The Washington Post has just declared that the Chimperor has no clothes.
President Bush and his national security adviser have answered critics of the Iraq war in recent days with a two-pronged argument: that Congress saw the same intelligence the administration did before the war, and that independent commissions have determined that the administration did not misrepresent the intelligence.

Neither assertion is wholly accurate.

The administration's overarching point is true: Intelligence agencies overwhelmingly believed that Saddam Hussein had weapons of mass destruction, and very few members of Congress from either party were skeptical about this belief before the war began in 2003. Indeed, top lawmakers in both parties were emphatic and certain in their public statements.

But Bush and his aides had access to much more voluminous intelligence information than did lawmakers, who were dependent on the administration to provide the material. And the commissions cited by officials, though concluding that the administration did not pressure intelligence analysts to change their conclusions, were not authorized to determine whether the administration exaggerated or distorted those conclusions.

National security adviser Stephen J. Hadley, briefing reporters Thursday, countered "the notion that somehow this administration manipulated the intelligence." He said that "those people who have looked at that issue, some committees on the Hill in Congress, and also the Silberman-Robb Commission, have concluded it did not happen."

But the only committee investigating the matter in Congress, the Senate Select Committee on Intelligence, has not yet done its inquiry into whether officials mischaracterized intelligence by omitting caveats and dissenting opinions. And Judge Laurence H. Silberman, chairman of Bush's commission on weapons of mass destruction, said in releasing his report on March 31, 2005: "Our executive order did not direct us to deal with the use of intelligence by policymakers, and all of us were agreed that that was not part of our inquiry."

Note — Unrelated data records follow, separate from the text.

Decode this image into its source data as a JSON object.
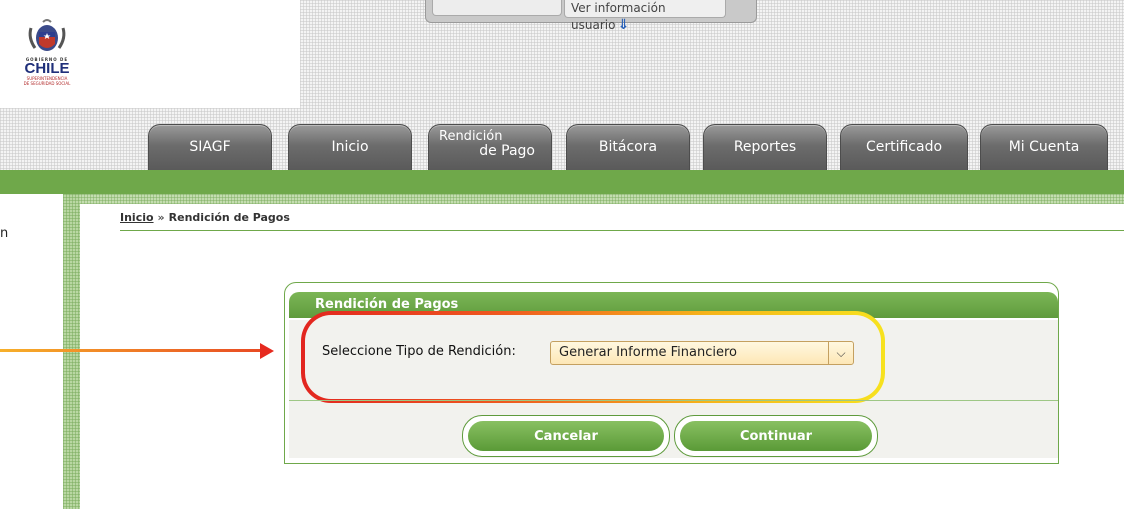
{
  "header": {
    "logo": {
      "gobierno": "GOBIERNO DE",
      "country": "CHILE",
      "agency_line1": "SUPERINTENDENCIA",
      "agency_line2": "DE SEGURIDAD SOCIAL"
    },
    "user_info_label": "Ver información usuario"
  },
  "nav": {
    "tabs": [
      {
        "label": "SIAGF"
      },
      {
        "label": "Inicio"
      },
      {
        "label_line1": "Rendición",
        "label_line2": "de Pago"
      },
      {
        "label": "Bitácora"
      },
      {
        "label": "Reportes"
      },
      {
        "label": "Certificado"
      },
      {
        "label": "Mi Cuenta"
      }
    ]
  },
  "sidebar": {
    "partial_text": "n"
  },
  "breadcrumb": {
    "home": "Inicio",
    "separator": "»",
    "current": "Rendición de Pagos"
  },
  "panel": {
    "title": "Rendición de Pagos",
    "select_label": "Seleccione Tipo de Rendición:",
    "select_value": "Generar Informe Financiero",
    "cancel_label": "Cancelar",
    "continue_label": "Continuar"
  },
  "colors": {
    "brand_green": "#6fa84a",
    "tab_gray": "#6c6c6c",
    "highlight_red": "#e2251f",
    "highlight_yellow": "#f7e21e"
  }
}
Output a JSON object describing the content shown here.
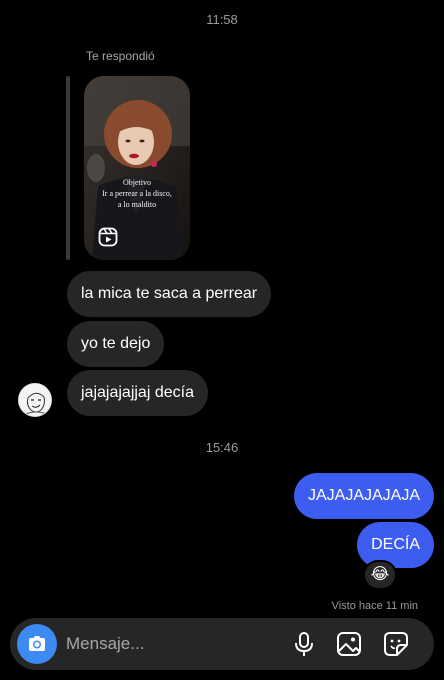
{
  "chat": {
    "timestamp_1": "11:58",
    "reply_label": "Te respondió",
    "reel": {
      "caption_line1": "Objetivo",
      "caption_line2": "Ir a perrear a la disco,",
      "caption_line3": "a lo maldito",
      "icon": "reels-icon"
    },
    "incoming": [
      "la mica te saca a perrear",
      "yo te dejo",
      "jajajajajjaj decía"
    ],
    "timestamp_2": "15:46",
    "outgoing": [
      "JAJAJAJAJAJA",
      "DECÍA"
    ],
    "reaction_emoji": "😂",
    "seen_status": "Visto hace 11 min"
  },
  "composer": {
    "placeholder": "Mensaje...",
    "icons": [
      "camera-icon",
      "microphone-icon",
      "gallery-icon",
      "sticker-icon"
    ],
    "camera_color": "#3d8bf2"
  },
  "colors": {
    "background": "#000000",
    "incoming_bubble": "#262626",
    "outgoing_bubble": "#3d5cf0"
  }
}
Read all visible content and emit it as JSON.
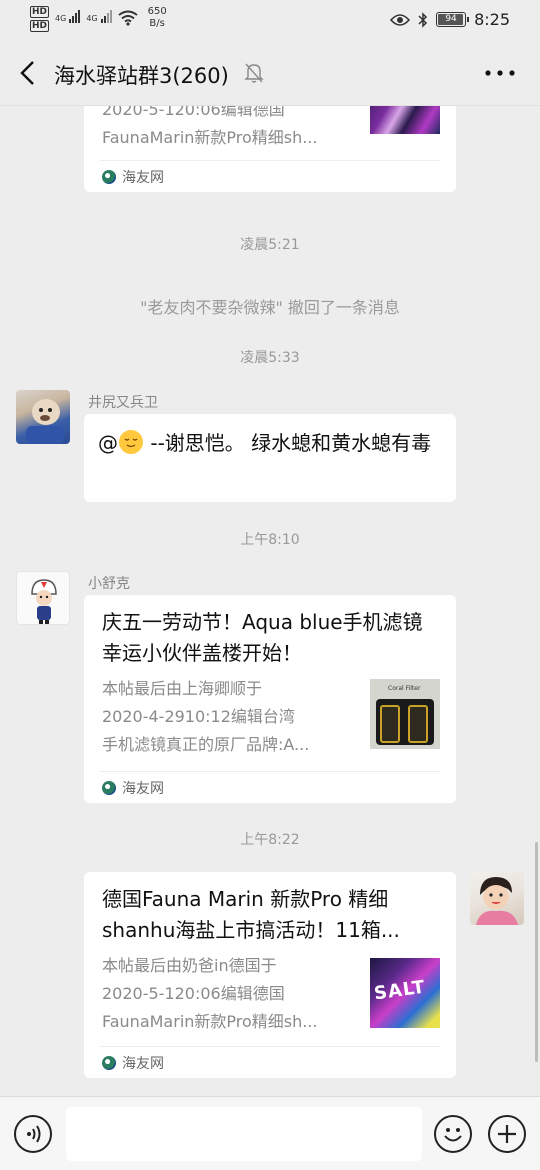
{
  "statusbar": {
    "hd1": "HD",
    "hd2": "HD",
    "net1": "4G",
    "net2": "4G",
    "speed_value": "650",
    "speed_unit": "B/s",
    "battery": "94",
    "time": "8:25"
  },
  "nav": {
    "title": "海水驿站群3(260)"
  },
  "messages": {
    "card0": {
      "desc_line2": "2020-5-120:06编辑德国",
      "desc_line3": "FaunaMarin新款Pro精细sh...",
      "source": "海友网"
    },
    "time1": "凌晨5:21",
    "recall": "\"老友肉不要杂微辣\" 撤回了一条消息",
    "time2": "凌晨5:33",
    "msg1": {
      "sender": "井尻又兵卫",
      "text_prefix": "@",
      "text_body": " --谢思恺。 绿水螅和黄水螅有毒"
    },
    "time3": "上午8:10",
    "msg2": {
      "sender": "小舒克",
      "title": "庆五一劳动节！Aqua blue手机滤镜幸运小伙伴盖楼开始！",
      "desc_line1": "本帖最后由上海卿顺于",
      "desc_line2": "2020-4-2910:12编辑台湾",
      "desc_line3": "手机滤镜真正的原厂品牌:A...",
      "thumb_label": "Coral Filter",
      "source": "海友网"
    },
    "time4": "上午8:22",
    "msg3": {
      "title": "德国Fauna Marin 新款Pro 精细shanhu海盐上市搞活动！11箱...",
      "desc_line1": "本帖最后由奶爸in德国于",
      "desc_line2": "2020-5-120:06编辑德国",
      "desc_line3": "FaunaMarin新款Pro精细sh...",
      "thumb_label": "SALT",
      "source": "海友网"
    }
  },
  "icons": {
    "back": "chevron-left-icon",
    "mute": "bell-off-icon",
    "more": "more-dots-icon",
    "voice": "voice-icon",
    "emoji": "emoji-icon",
    "plus": "plus-icon",
    "eye": "eye-icon",
    "bluetooth": "bluetooth-icon",
    "wifi": "wifi-icon"
  }
}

Bush, in Pennsylvania yesterday, was more precise, but he still implied that it had been proved that the administration did not manipulate intelligence, saying that those who suggest the administration "manipulated the intelligence" are "fully aware that a bipartisan Senate investigation found no evidence of political pressure to change the intelligence community's judgments."
Nice to see the press is finally moving beyond the fair-and-balanced approach of the last few years and calling the strikes and balls as they see them. You know, like ... uh ... journalists.

And it seems that Bush's big "I Am Not a Liar" speech from the other day has gone over about as well as Nixon's "I Am Not a Crook" statement. This latest Newsweek poll, for which half of the sample was interviewed after Bush's speech, now has Bush down at 36%. Only 42% of Americans still think Bush is not, in fact, a liar and for a president who's built everything on his image as a straight-shooter, that's gonna hurt.

2 comments:

Otto Man said...

Seriously, what's the absolute floor of his support? 35% 30%? I mean, 27% of Illinois voters voted for Alan Keyes and he was clearly insane.

I think Bush could suck the blood of a young child on national TV and still maintain 30% support. You know Jonah Goldberg would be out there complaining that the Democrats don't have a plan for sucking the blood of the innocent and George Bush has therefore shown bold leadership.

Thrillhous said...

One thing's for sure. look how low his numbers are, and he's been lying to make things seem better than they are. Just imagine how low they'd be if he was honest and fessed up to some of his disasters? Yeah, I think lying Bush will be around for awhile.